Subtitled ‘Exploits of a Hollywood Rebel’, this lively documentary portrait of legendary B-movie writer-director-producer-guru Roger Corman is hobbled by the fact that his remarkable life and work are simply too incident-packed to squeeze into 95 short minutes. From his early days as a reader for 20th Century Fox, through his years as a producer and director of beach party flicks and cheapo horror, all the way up to his foundation of exploitation-meets-arthouse distribution outfit New World Pictures, Corman was at the forefront of every major trend in American independent cinema.
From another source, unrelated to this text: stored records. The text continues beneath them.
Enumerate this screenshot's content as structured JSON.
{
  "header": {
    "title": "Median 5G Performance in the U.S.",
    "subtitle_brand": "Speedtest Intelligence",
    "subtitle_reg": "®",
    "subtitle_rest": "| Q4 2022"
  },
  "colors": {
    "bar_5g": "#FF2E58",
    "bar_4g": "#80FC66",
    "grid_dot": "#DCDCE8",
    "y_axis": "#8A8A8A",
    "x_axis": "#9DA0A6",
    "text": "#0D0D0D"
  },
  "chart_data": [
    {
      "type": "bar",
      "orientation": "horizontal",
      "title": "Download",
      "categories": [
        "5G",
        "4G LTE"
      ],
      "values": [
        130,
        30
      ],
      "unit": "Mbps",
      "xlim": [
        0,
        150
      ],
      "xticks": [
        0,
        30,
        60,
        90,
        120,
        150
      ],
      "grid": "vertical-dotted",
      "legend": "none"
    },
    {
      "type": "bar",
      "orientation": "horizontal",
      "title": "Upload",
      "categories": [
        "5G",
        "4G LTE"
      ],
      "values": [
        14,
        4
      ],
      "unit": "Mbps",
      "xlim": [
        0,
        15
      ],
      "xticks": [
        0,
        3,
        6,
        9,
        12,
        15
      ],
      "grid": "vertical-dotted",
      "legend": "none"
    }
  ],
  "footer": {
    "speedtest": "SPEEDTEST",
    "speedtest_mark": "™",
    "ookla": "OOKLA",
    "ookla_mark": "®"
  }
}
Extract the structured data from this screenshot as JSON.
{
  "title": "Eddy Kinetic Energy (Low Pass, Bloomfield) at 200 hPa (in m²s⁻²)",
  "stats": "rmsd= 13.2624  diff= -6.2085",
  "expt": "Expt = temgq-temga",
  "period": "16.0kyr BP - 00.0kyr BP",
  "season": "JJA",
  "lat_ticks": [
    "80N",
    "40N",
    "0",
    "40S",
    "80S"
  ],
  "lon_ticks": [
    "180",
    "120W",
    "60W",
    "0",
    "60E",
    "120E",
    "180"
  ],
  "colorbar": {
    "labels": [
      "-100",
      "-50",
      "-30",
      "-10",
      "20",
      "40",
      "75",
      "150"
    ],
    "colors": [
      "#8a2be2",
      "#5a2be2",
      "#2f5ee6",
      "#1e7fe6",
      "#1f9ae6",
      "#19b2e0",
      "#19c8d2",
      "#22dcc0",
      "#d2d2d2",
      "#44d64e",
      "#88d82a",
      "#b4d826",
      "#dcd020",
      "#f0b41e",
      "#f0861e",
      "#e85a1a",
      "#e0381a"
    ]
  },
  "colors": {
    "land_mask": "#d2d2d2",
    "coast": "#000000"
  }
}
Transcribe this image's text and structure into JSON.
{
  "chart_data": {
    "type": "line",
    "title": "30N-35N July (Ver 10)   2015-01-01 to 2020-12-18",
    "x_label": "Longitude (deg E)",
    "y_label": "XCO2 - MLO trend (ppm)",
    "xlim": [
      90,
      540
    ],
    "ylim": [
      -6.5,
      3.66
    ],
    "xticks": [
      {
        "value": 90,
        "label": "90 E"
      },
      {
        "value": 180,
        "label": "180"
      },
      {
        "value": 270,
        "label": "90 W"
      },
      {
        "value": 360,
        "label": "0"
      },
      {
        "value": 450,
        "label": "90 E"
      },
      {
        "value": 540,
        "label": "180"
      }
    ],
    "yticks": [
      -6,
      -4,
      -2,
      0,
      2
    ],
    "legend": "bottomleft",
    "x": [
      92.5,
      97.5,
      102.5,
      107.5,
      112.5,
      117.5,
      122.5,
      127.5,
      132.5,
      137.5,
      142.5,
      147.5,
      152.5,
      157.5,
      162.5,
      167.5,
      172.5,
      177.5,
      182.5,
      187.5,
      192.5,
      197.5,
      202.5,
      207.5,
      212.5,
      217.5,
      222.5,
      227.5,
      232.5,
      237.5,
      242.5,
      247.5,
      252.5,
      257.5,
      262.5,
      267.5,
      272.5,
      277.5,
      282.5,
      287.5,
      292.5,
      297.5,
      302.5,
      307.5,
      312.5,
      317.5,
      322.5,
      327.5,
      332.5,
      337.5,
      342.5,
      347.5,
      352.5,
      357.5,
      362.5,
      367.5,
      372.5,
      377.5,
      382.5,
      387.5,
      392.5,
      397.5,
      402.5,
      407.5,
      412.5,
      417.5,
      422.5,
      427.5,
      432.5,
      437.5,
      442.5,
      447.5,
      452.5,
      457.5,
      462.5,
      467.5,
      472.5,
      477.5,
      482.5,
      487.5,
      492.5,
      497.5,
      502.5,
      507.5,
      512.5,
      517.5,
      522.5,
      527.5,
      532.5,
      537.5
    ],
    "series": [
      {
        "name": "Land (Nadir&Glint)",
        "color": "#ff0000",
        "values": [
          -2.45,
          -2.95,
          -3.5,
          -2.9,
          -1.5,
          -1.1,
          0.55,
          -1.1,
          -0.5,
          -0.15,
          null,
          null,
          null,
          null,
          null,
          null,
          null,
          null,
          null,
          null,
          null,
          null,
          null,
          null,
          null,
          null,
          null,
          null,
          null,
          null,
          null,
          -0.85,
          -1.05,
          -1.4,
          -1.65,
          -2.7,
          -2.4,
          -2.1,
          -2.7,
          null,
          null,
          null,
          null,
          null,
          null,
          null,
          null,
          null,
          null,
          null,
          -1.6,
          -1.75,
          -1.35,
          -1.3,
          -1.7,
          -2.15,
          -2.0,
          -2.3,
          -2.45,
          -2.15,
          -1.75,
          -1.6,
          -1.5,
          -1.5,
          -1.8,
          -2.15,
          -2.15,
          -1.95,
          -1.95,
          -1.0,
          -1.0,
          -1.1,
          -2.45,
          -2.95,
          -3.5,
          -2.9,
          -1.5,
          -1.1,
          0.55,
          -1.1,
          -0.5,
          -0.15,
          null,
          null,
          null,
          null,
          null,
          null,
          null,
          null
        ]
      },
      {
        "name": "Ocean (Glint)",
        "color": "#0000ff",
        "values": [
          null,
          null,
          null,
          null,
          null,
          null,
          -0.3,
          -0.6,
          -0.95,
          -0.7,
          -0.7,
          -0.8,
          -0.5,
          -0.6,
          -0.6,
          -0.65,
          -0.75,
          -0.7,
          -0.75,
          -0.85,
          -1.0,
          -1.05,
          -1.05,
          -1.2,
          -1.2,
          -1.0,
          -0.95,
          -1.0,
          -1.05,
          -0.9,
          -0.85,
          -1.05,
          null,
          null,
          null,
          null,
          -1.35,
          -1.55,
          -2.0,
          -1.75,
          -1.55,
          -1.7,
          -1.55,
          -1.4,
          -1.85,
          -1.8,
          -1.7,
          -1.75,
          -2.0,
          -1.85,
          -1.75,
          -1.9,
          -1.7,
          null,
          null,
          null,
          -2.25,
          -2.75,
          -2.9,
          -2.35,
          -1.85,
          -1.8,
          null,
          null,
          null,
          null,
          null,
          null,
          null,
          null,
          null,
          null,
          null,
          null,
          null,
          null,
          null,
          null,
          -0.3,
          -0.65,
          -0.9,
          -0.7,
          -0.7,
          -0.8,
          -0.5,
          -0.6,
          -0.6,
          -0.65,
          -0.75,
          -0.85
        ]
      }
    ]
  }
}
But though his work as a director was often remarkable – his Poe adaptations are unique, while race-hate drama ‘The Intruder’ is nothing short of a masterpiece – it’s for his work as a talent scout that Corman is most famous. And that’s how this film views him, lining up icons from Martin Scorsese to Ron Howard to pay their respects. Sometimes it pays off: a shot of Jack Nicholson bursting into tears while describing their years together is moving. But too often, it feels as though director Alex Stapleton is trying to justify his interest in this lowbrow legend by showing off Corman’s famous pals.
The results are solid and educative. But it’s hard to shake the feeling that Corman deserves recognition as an artist in his own right, rather than just as a money man and mentor.